Wirelessly posted (Matt)

We were trolling the silver yo zuris with a small lip. 3-4\" long I think. Normally I go to Walmart and buy those little tsunami jigs and throw them with a 50# leader. The leader is in case some Spanish are mixed in. They eat the jigs up. If you want I will throw a photo up of both the lures I use.


----------



## KingFishin613 (Apr 9, 2012)

ya i was using a yozuri last time i went it was the only thing i acutally brought up a bonito with but i was using some white worm thing that had a moving tail and it worked really well just reeled in and they went crazy for it throw me a pic of those jigs u were using so i can see what they look like and if i have any i culd use. i would appreciate that greatly:thumbup::thumbup:


----------



## Kenton (Nov 16, 2007)

Here is a pic. All the same lure. One has just been super used and I replaced the swivel and hook.


----------



## KingFishin613 (Apr 9, 2012)

where do you usually fish at?


----------



## Kenton (Nov 16, 2007)

Wirelessly posted (Matt)

On a boat in the gulf. But sometimes we will surf fish or troll in the pass. Those lures work in all those places. Spanish and blues will hit them too.


----------



## KingFishin613 (Apr 9, 2012)

aight and where can you buy them? any bait and tackle shop or outcast?


----------



## Kenton (Nov 16, 2007)

Wirelessly posted (Matt)

Wally World


----------



## KingFishin613 (Apr 9, 2012)

aite thanks for your help i appreciate it


----------



## stumblefish (Jul 9, 2011)

I caught this last month on PB pier i belive it is a bonita (false albacore) not what you were asking about but I just felt like chimming in lol shoe size 13


----------



## KingFishin613 (Apr 9, 2012)

that is a bonito and a nice one too, idk why but the bonito ive seen lately have green color on their backs but that one is blue is that because its been sundryed? Also what did you use to catch it? a jig or bait?


----------



## stumblefish (Jul 9, 2011)

I thought it was an false albacore but who knows I get them confused. It is not the best picture.
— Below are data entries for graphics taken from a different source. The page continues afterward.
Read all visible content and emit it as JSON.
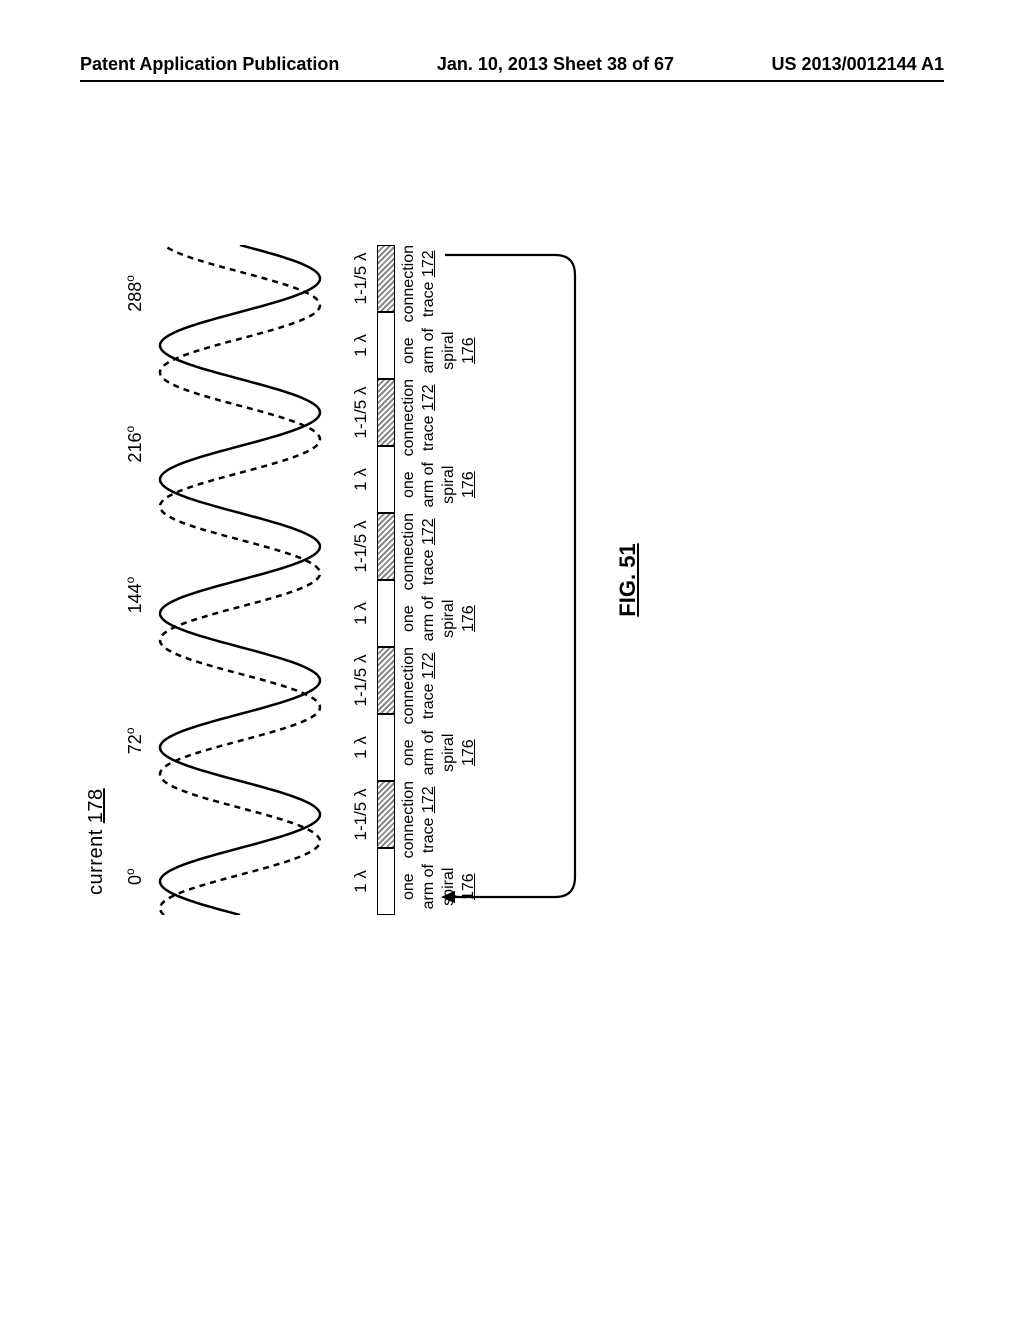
{
  "header": {
    "left": "Patent Application Publication",
    "center": "Jan. 10, 2013  Sheet 38 of 67",
    "right": "US 2013/0012144 A1"
  },
  "figure": {
    "current_label": "current",
    "current_ref": "178",
    "phase_labels": [
      "0°",
      "72°",
      "144°",
      "216°",
      "288°"
    ],
    "wave": {
      "solid_stroke": "#000000",
      "dashed_stroke": "#000000",
      "stroke_width": 2.5,
      "dash_pattern": "6 5",
      "n_cycles": 5,
      "amplitude": 80,
      "phase_offset_deg": 72
    },
    "segments": [
      {
        "lambda": "1 λ",
        "type": "arm",
        "label_top": "one arm of",
        "label_bot": "spiral",
        "ref": "176"
      },
      {
        "lambda": "1-1/5 λ",
        "type": "conn",
        "label_top": "connection",
        "label_bot": "trace",
        "ref": "172"
      },
      {
        "lambda": "1 λ",
        "type": "arm",
        "label_top": "one arm of",
        "label_bot": "spiral",
        "ref": "176"
      },
      {
        "lambda": "1-1/5 λ",
        "type": "conn",
        "label_top": "connection",
        "label_bot": "trace",
        "ref": "172"
      },
      {
        "lambda": "1 λ",
        "type": "arm",
        "label_top": "one arm of",
        "label_bot": "spiral",
        "ref": "176"
      },
      {
        "lambda": "1-1/5 λ",
        "type": "conn",
        "label_top": "connection",
        "label_bot": "trace",
        "ref": "172"
      },
      {
        "lambda": "1 λ",
        "type": "arm",
        "label_top": "one arm of",
        "label_bot": "spiral",
        "ref": "176"
      },
      {
        "lambda": "1-1/5 λ",
        "type": "conn",
        "label_top": "connection",
        "label_bot": "trace",
        "ref": "172"
      },
      {
        "lambda": "1 λ",
        "type": "arm",
        "label_top": "one arm of",
        "label_bot": "spiral",
        "ref": "176"
      },
      {
        "lambda": "1-1/5 λ",
        "type": "conn",
        "label_top": "connection",
        "label_bot": "trace",
        "ref": "172"
      }
    ],
    "fig_label": "FIG. 51",
    "feedback": {
      "stroke": "#000000",
      "stroke_width": 2.2,
      "arrow_size": 10
    },
    "colors": {
      "background": "#ffffff",
      "text": "#000000"
    },
    "fonts": {
      "header_size_pt": 14,
      "label_size_pt": 13,
      "fig_label_size_pt": 17
    }
  }
}
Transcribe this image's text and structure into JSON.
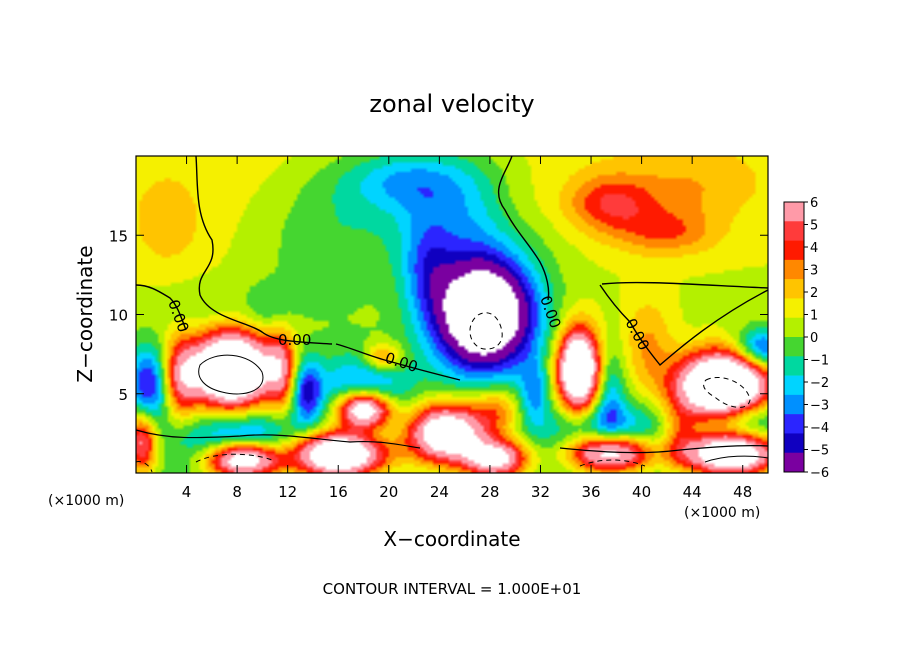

I was throwing a casting jig out and reeling it in an wham he made a nice little run or two gave my drag a little work out.


----------



## KingFishin613 (Apr 9, 2012)

acutally idk tbh now that i see a picture of a false albacore, if you caught it off the pcola pier i think its a bonito cause i nvr seen a false albacore caught off pcola


----------



## weedline (Aug 20, 2011)

u guys have it all wrong what we all call bonito are the little tunny or false albacore what we call northerns is the true atlantic bonito do some research u will see


----------



## stumblefish (Jul 9, 2011)

Well they call things different name everywhere in NC that would be a bonitA or false albacore great fight bad flavor a bonitO with stripes down the body is better eating fish good fighter too. I'll call it what ever you want When I'm down there lol it is all good.


----------



## weedline (Aug 20, 2011)

yes thats true that is the fish we call a northern mackerel and are a true bonito what we call bonito is the false albacore or little tunny same fish like a cobia and ling and u are right they taste way better than the tunny


----------



## KingFishin613 (Apr 9, 2012)

ya ur right different places call fish different things so i guess that is a bonito/false albacore


----------



## SaltJunkie0226 (Jun 26, 2011)

lol


----------